A Space Theodicy

by Matthew Sitman

David Mihalyfy offers a theologically-inflected take on the film Gravity, noting that in addition to the “survival narrative” of astronauts Ryan Stone and Matt Kowalski (played by Sandra Bullock and George Clooney, respectively) struggling to make it back to earth, there’s another story going on:

[I]n the parallel and primary narrative of “rebirth as a possible outcome of adversity” (to use [director Alfonso] Cuaron’s words), the emotionally remote Stone works through the death of her young daughter. In what film critic Stephanie Zacharek calls “as apt and unsentimental a metaphor for prayer as I can think of,” Kowalski has to persuade Stone to keep talking during a communications blackout with Houston mission control since “if someone is listening they might just save your life.” After the two astronauts are separated, Stone in a desperate moment confesses her inability to pray since “no one ever taught me how,” but a hallucination of the dead Kowalski ends her reticence and she pours out messages for her daughter. When, finally, she is back on earth, she says a single “Thank you” as the very last words of the film.

This parallel narrative rebuts popular arguments that the existence of evil prove that there is no God. As Dawkins has written in his book, The God Delusion, attempts to “justify suffering in a world run by God” are “beyond satire.”

For Cuaron, however, the greatest unexpected gift trumps the worst unexpected evil. “Your kid died, doesn’t get any rougher than that,” the dead Kowalski tells Stone in her hallucination. But Stone’s improbable return to earth finds her renewed spiritually and thankful for her life.

Mihalyfy doesn’t quite make this explicit, but what he’s doing in this essay nicely connects to how I would argue religious people, especially Christians, should grapple with the problem of evil and suffering.

On the one hand, there’s the perennial temptation to try to explain the ways of God to men, to produce a philosophical or theological argument that somehow squares the existence of an all-powerful, all-loving God with the tragedies and hardships, both great and small, we see and experience. Some of these arguments are more persuasive than others, but they tend to leave me cold. They often seem to rely, at least implicitly, on an understanding of the divine that makes God a bigger, more powerful version of ourselves – when we ask why God “allows” evil in the world, we impose a model of choice and decision onto God that’s extracted from our own experiences. God figures in these debates like a character in one of those ethics problems you encounter in an introductory philosophy course, which is exactly the kind of anthropomorphism classical theism strives to avoid. Note how Dawkins, in the quote above, writes that God “runs” the universe, as if God were a CEO or president. As Mihalyfy asks in his essay, “Of all people, who better than an astronaut to understand that there is not a physical God sitting up somewhere in the sky?”

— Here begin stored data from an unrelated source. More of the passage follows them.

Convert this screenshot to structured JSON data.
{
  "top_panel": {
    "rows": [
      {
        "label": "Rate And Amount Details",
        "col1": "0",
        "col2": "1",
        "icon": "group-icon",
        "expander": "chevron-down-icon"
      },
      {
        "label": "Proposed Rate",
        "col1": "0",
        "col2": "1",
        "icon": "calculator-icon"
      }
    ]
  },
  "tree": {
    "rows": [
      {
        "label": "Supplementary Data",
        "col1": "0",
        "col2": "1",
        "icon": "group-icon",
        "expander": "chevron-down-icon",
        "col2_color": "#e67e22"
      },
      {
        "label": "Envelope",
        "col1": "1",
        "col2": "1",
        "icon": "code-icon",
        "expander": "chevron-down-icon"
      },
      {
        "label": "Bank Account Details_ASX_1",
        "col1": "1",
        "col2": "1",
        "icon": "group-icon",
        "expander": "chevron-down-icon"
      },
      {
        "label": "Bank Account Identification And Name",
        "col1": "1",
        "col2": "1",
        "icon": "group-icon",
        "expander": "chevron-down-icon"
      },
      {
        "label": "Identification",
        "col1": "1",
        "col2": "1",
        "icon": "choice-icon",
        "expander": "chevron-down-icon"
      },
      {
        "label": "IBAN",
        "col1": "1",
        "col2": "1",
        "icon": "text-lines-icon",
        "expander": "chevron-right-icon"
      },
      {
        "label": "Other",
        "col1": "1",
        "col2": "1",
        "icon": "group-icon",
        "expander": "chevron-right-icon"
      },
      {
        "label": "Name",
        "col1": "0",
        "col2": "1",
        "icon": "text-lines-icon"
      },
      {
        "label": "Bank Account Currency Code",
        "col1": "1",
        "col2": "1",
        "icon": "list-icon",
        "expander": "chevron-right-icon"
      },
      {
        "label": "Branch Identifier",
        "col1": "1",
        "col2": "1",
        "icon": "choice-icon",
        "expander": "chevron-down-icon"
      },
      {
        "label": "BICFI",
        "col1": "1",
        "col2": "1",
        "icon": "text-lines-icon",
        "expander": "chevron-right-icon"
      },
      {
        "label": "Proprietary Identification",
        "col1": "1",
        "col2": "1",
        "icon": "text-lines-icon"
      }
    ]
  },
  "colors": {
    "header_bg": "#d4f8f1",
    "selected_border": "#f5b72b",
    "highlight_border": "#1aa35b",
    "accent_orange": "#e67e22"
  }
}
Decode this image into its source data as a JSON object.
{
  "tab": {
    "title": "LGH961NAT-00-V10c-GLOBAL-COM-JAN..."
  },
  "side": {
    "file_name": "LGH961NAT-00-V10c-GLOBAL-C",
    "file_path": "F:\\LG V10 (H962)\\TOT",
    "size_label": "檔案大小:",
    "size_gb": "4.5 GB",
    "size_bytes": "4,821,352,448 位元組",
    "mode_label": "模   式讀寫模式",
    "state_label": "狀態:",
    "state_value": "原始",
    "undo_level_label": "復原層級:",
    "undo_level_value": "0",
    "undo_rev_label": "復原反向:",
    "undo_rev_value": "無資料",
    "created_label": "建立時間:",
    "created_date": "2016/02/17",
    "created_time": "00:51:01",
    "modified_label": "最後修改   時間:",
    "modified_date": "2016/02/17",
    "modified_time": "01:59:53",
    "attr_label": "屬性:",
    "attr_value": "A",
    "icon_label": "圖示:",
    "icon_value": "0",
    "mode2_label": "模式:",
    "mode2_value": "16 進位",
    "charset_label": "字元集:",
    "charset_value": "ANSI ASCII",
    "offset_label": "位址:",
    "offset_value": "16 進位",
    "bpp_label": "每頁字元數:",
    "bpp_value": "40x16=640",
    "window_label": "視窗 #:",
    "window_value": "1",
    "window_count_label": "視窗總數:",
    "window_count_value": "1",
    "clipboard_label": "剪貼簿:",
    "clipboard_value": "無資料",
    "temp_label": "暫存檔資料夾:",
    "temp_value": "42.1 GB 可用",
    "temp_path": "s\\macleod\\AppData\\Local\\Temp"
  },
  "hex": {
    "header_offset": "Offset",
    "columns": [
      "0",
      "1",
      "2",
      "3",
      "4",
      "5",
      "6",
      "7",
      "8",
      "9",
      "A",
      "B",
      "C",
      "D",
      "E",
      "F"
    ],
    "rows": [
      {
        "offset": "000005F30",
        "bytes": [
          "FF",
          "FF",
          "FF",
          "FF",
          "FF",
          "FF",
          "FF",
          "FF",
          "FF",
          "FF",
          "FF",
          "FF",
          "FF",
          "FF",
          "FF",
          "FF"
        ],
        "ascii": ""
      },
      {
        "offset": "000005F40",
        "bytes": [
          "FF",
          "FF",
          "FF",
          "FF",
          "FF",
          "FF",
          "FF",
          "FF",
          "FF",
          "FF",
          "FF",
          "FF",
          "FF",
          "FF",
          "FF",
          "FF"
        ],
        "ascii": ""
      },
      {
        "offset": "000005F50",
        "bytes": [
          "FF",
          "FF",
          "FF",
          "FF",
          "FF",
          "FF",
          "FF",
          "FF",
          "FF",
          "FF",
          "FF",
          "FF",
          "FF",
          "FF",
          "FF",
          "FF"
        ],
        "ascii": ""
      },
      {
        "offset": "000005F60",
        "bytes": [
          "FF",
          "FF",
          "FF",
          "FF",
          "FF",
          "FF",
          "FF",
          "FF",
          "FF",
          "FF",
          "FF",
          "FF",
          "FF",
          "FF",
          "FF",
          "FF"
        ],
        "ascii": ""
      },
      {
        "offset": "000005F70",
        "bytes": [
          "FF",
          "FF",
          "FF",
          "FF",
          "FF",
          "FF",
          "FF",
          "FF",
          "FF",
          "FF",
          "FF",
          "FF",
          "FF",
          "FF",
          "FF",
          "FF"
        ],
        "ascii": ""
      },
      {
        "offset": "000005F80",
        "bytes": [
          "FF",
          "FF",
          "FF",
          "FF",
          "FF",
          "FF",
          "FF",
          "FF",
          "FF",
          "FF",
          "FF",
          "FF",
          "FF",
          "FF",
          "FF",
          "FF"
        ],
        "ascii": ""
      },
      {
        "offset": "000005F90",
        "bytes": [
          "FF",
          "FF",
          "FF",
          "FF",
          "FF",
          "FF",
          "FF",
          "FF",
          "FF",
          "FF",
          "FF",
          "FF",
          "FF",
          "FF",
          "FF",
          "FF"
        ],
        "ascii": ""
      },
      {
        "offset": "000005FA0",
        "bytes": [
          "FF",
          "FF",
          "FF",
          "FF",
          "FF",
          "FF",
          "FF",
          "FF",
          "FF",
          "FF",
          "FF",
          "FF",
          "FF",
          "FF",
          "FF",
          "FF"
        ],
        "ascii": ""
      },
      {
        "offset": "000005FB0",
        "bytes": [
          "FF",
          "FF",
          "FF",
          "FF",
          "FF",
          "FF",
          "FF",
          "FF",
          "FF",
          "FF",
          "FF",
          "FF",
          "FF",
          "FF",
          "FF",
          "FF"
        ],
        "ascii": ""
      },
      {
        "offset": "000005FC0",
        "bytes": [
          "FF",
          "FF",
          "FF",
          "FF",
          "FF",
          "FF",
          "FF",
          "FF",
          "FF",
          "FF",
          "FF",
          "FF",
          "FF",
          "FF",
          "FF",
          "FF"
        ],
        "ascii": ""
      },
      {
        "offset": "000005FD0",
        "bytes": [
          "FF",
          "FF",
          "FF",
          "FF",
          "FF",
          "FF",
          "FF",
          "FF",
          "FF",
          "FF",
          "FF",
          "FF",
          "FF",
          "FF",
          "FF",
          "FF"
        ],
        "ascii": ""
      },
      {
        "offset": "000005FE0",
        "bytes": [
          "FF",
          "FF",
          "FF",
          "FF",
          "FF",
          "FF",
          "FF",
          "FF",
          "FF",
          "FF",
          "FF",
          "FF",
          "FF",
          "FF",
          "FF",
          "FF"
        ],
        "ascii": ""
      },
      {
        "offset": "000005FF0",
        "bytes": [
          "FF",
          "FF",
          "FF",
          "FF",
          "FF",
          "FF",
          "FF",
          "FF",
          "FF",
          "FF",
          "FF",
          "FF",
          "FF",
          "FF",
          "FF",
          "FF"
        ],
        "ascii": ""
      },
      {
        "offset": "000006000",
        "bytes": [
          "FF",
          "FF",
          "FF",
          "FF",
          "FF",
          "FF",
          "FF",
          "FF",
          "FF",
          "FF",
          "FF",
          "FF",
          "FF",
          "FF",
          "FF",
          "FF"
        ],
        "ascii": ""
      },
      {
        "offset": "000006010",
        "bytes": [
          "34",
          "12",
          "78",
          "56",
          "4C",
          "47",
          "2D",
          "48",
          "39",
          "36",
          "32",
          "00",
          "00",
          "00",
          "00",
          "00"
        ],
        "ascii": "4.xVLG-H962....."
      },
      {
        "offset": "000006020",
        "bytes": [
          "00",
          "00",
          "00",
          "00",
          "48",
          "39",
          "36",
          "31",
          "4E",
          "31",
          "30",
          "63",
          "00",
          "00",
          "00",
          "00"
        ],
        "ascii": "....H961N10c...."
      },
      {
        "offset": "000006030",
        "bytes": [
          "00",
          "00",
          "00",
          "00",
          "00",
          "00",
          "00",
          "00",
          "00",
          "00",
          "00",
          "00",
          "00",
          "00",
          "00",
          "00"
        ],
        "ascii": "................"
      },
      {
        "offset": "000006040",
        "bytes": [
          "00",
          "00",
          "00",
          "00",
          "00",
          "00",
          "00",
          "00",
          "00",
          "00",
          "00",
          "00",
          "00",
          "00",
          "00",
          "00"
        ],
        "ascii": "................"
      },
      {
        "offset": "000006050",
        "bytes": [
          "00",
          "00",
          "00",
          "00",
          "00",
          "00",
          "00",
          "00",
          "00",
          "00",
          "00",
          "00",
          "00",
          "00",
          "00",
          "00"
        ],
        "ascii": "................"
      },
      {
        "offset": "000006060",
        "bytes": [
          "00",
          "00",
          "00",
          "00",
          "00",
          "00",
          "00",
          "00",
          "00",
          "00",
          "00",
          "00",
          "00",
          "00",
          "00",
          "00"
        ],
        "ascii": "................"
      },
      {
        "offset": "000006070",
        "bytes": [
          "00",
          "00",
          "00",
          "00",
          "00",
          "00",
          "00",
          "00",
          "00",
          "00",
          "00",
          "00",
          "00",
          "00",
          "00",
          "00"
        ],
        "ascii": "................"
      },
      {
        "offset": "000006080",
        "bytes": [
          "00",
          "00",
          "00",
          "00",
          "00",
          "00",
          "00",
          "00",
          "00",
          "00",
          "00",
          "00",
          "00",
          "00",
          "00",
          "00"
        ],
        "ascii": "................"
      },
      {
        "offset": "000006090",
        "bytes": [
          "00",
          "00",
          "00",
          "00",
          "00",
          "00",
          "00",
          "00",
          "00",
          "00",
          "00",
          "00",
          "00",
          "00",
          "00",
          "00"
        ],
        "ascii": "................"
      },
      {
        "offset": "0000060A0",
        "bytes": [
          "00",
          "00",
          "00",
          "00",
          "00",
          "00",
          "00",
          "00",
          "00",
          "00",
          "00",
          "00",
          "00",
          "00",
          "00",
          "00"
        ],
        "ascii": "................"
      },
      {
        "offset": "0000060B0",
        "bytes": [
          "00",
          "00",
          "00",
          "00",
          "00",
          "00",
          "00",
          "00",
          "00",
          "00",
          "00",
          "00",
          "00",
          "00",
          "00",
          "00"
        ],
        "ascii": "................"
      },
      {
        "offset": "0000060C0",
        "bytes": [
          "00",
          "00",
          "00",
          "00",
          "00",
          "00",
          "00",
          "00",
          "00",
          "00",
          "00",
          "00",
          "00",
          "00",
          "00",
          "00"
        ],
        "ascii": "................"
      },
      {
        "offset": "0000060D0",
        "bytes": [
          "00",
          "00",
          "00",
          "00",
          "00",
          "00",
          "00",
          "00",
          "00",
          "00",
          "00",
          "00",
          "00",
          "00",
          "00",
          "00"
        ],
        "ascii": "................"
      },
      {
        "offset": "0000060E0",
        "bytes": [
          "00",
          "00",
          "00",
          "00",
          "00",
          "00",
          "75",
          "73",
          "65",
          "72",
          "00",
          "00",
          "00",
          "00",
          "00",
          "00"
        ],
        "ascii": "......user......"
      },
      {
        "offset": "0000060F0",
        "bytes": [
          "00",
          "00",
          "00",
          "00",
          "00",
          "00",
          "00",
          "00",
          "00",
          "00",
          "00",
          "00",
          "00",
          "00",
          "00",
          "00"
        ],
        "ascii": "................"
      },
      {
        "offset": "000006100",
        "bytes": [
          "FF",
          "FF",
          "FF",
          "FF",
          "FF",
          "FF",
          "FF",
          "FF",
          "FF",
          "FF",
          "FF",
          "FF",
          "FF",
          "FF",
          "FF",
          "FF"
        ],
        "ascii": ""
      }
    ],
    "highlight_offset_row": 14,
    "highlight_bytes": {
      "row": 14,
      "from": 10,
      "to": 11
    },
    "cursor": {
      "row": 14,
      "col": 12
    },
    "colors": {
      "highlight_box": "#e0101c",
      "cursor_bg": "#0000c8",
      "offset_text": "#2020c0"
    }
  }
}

The better question, then, is not why does God permit suffering, but how do we respond to it? What resources do we – whether religious or not – have to deal with suffering when it inevitably comes? The Christian answers by pointing to Jesus, the suffering servant. The Christian God is a God who suffered with us and for us in the person of Jesus, who knows in full what it means to experience pain, loneliness, anguish, and death. And, even more, in the mysterious accounts of Jesus’ resurrection, we are told that suffering does not have the final word. This does not really “make sense” of suffering, but it does make Christianity a faith that has solidarity with, and deep compassion for, those who suffer at its core. It means that Christians can say to sufferers that they are understood and loved in the midst of their suffering, not just by those around them, but by God – and that this understanding and love is not the mere whim or benevolence certain people might choose to exhibit, but acts of mercy that point to what is ultimately deepest and truest about our existence.

Here’s one more passage from Mihalyfy, a gloss on Stone’s gratitude at the end of the film:

As the script specifies, Stone “drags herself from the water, like the first amphibious life form crawling out of the primordial soup onto land.” After she stands, she looks around, and then, as the music swells in a major key, she tilts her head upward. The camera-shot from below emphasizes Stone staring into the heavens. Yes, evolution exists, Cuaron communicates, but when the odd phenomenon of life is comprehended by the life-form that has become sentient, the fact that there is life at all confirms the activity of a benevolent God.

The Christian vision is one in which suffering is real and terrible but not, ultimately, the deepest element of our lives. Our hope is that there’s a goodness and love more enduring than our trials and tribulations that, paradoxically, suffering actually can reveal. This is not to claim Gravity is a “Christian” film – indeed, Milhalfy notices that both Christian and Buddhist imagery figures in the movie. Instead, it seems that spiritual resources – something like prayer, especially – allow Ryan Stone to endure suffering, and to cultivate gratitude for her life despite such suffering. I’m far more interested in how that actually happens, how faith and spirituality can connect with the suffering person to allow them to move forward and live, than I am in debating the theodicy problem with atheists whose view of God is as crude as the fundamentalists they so frequently deride.